Monday, April 23, 2012

Gene Wiki SPARQL endpoint

Thanks to Leyla and Alex Garcia-Castro from UniProt and Florida State University respectively, we now have access to a SPARQL endpoint for the data in the Gene Wiki.  Access it live here:
http://virtuoso.idiginfo.org/sparql
(update on 4-28-12 , that is down and a live one is currently available at
http://199.102.237.69:8890/sparql
)

Here is one query that you might like to try that finds gene-disease links that we have mined from the text:

PREFIX wiki: <http://genewikiplus.org/wiki/Special:URIResolver/>
PREFIX property: <http://genewikiplus.org/wiki/Special:URIResolver/Property-3A> 
SELECT ?gene ?disease ?gene_name ?disease_name ?doid
WHERE {
 ?gene property:Is_associated_with_disease ?disease .
 ?gene property:HasSNP ?snp .
 ?snp property:Is_associated_with_disease ?disease .
 ?gene rdfs:label ?gene_name .
 ?disease rdfs:label ?disease_name .
 ?disease rdf:type ?disease_cat .
 ?disease_cat property:HasDOID ?doid .
 ?gene rdf:type wiki:Category-3AHuman_proteins .
}

How it works in brief

  1. Articles from the Gene Wiki and from SNPedia are transferred to genewikiplus.org
  2. As they go in, they are converted into a semi-structured form that enables queries in semantic media wiki.
  3. We dump the entire thing out as one giant RDF file.
  4. Leyla loads the RDF into their Virtuoso server (and performs some enhancements such as linking directly to UniProt RDF).
  5. and wa la!
(More details about the generation of the genewiki+ are available in this soon-to-be-published paper about the SNPedia mashup and this paper about Semantic Wiki Links in Wikipedia.)

Cool next steps

The RDF has OWL:sameAs links between all the Gene Wiki entries and their RDF equivalents in DBpedia and in UniProt's RDF representation.  It should be possible to explore connections that span these three (four including SNPedia) resources using Linked Data technologies like Virtuoso's Sponger.

Go forth!
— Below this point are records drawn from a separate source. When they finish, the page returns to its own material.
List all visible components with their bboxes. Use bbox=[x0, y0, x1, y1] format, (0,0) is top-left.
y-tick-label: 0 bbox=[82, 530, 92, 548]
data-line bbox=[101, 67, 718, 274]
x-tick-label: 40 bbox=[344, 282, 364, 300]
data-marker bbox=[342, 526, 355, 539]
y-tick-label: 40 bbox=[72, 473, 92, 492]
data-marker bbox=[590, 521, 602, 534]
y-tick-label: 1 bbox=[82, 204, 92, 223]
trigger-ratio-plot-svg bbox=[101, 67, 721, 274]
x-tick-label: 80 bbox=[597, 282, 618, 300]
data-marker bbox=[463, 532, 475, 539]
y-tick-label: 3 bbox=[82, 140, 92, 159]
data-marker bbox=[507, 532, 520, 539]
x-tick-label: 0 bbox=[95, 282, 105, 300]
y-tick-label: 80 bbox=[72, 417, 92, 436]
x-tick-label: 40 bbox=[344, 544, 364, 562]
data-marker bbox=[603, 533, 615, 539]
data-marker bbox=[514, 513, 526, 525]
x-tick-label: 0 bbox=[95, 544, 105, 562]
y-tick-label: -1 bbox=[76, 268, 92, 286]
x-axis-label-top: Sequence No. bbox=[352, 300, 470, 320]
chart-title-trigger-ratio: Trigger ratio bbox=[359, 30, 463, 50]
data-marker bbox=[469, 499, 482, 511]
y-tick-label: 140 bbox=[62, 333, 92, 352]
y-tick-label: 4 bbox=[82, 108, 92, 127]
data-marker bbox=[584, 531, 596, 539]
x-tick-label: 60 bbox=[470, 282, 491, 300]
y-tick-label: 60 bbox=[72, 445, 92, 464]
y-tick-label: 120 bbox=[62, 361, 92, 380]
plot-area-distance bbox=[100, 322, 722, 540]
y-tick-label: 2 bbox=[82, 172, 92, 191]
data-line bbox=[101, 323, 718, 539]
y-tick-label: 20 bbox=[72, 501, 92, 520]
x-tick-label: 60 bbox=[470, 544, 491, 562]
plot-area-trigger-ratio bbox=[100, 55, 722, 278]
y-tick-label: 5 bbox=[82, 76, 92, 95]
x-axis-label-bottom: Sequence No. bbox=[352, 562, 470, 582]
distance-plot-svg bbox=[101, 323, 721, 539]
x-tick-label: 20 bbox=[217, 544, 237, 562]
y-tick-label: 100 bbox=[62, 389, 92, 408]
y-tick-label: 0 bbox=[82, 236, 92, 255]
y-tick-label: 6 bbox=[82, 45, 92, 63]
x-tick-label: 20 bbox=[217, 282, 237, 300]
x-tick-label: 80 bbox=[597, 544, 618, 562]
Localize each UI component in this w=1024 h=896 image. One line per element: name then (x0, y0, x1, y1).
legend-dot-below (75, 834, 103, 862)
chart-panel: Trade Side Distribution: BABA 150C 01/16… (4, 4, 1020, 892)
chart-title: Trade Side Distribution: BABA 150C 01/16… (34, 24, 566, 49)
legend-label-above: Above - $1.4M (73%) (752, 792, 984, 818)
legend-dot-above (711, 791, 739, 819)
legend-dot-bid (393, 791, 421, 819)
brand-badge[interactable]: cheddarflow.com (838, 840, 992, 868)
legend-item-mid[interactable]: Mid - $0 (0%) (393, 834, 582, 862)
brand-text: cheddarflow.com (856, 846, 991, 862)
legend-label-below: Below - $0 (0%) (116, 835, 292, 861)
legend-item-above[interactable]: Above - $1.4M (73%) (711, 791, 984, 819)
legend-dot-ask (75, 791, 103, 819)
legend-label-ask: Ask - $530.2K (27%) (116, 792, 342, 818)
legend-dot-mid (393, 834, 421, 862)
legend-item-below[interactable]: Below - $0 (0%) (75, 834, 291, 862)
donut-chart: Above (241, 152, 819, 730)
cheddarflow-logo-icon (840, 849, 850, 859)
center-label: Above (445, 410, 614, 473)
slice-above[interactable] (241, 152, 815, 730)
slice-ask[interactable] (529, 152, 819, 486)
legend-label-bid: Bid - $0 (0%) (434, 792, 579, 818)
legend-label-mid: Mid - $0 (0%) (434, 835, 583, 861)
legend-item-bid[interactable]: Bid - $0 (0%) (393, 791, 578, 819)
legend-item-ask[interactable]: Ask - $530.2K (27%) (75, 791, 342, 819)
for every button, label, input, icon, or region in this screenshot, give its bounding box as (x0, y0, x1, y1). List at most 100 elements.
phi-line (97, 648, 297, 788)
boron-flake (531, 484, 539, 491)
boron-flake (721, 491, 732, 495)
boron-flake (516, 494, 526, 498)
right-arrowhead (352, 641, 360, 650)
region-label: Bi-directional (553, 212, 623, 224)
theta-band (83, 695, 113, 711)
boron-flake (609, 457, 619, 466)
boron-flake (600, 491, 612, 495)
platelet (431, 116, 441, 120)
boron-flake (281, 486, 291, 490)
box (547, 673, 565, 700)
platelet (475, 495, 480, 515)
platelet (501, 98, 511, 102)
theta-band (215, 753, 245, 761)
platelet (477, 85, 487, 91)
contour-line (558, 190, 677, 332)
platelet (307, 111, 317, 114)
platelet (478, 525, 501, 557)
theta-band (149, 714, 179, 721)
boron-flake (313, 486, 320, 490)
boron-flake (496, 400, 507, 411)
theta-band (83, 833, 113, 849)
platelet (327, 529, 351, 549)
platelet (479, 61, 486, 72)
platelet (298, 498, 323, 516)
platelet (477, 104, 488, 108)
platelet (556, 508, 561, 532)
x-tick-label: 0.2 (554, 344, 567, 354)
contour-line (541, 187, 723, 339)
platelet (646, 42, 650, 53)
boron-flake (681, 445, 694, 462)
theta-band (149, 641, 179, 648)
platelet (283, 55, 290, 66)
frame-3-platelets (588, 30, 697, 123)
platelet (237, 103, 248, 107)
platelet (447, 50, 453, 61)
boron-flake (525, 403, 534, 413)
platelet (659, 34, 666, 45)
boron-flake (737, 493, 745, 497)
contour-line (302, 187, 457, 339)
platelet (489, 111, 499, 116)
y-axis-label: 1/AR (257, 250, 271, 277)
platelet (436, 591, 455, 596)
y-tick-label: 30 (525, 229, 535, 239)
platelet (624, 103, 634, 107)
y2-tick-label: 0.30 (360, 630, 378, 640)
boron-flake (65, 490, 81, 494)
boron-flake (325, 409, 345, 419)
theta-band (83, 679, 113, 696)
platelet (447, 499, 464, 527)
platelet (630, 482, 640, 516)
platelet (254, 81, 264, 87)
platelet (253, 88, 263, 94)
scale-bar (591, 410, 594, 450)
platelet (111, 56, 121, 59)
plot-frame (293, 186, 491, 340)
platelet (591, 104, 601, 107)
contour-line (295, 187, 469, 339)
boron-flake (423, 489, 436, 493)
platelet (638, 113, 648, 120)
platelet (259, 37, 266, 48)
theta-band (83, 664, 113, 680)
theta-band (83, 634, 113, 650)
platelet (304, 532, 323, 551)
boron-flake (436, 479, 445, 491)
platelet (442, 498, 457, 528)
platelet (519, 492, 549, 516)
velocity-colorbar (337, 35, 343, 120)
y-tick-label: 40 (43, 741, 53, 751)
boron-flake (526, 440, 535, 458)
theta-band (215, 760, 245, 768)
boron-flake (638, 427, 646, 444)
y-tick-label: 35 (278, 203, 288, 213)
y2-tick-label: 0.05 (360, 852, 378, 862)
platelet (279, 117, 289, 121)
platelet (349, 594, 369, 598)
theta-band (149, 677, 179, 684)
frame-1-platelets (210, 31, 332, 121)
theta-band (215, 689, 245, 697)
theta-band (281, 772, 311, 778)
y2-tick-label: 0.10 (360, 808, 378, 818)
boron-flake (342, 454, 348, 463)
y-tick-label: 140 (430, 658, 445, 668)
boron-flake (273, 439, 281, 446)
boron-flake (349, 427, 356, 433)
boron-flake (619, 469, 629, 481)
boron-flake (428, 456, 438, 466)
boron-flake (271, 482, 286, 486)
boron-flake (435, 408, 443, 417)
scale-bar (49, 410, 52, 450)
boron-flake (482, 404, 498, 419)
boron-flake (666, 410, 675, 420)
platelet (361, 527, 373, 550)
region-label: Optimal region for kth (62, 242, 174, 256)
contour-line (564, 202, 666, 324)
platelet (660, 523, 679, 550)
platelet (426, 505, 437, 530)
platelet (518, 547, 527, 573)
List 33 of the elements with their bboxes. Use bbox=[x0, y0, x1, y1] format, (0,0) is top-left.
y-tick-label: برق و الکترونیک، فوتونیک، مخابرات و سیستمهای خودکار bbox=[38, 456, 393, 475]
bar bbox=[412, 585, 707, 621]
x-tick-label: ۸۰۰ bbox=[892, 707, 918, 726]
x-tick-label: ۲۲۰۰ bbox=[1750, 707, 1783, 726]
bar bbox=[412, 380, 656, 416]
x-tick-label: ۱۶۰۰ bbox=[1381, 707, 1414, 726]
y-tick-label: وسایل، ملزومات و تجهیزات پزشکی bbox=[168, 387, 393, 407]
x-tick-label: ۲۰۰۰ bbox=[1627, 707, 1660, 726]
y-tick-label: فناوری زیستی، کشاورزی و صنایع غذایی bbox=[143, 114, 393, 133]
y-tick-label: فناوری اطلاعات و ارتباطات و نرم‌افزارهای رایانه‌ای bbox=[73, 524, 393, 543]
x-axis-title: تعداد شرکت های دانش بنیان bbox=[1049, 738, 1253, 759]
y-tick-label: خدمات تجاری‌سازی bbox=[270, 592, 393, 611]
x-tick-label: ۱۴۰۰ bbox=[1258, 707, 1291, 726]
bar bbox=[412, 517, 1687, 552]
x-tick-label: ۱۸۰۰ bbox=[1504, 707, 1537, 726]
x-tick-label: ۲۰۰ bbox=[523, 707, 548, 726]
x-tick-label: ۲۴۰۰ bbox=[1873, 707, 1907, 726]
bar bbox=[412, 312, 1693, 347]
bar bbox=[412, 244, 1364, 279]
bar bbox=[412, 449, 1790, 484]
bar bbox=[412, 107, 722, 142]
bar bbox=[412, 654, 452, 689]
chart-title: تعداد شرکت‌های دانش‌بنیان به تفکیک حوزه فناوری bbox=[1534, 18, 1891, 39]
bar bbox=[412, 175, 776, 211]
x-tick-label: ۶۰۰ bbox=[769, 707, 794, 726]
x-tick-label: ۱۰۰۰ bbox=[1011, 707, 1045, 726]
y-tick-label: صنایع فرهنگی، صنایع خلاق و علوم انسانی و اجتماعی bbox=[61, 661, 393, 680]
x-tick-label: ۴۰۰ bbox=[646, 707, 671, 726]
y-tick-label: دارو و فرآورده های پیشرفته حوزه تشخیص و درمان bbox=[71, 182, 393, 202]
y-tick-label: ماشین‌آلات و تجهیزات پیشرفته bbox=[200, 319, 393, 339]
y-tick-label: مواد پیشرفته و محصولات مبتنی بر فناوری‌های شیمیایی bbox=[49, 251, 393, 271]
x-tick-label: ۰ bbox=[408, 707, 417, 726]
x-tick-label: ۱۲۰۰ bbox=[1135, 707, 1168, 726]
Play with our data!




3 comments:

Rob said...
This comment has been removed by the author.
Rob said...

Blogger stips the PREFIX tags. I know that you included them when you wrote the post, but for anybody reading this post and wondering why the example query doesn't seem to work, try they query at https://gist.github.com/2474895

Benjamin Good said...

Thanks for the catch Rob! I've made the prefixes visible in the post.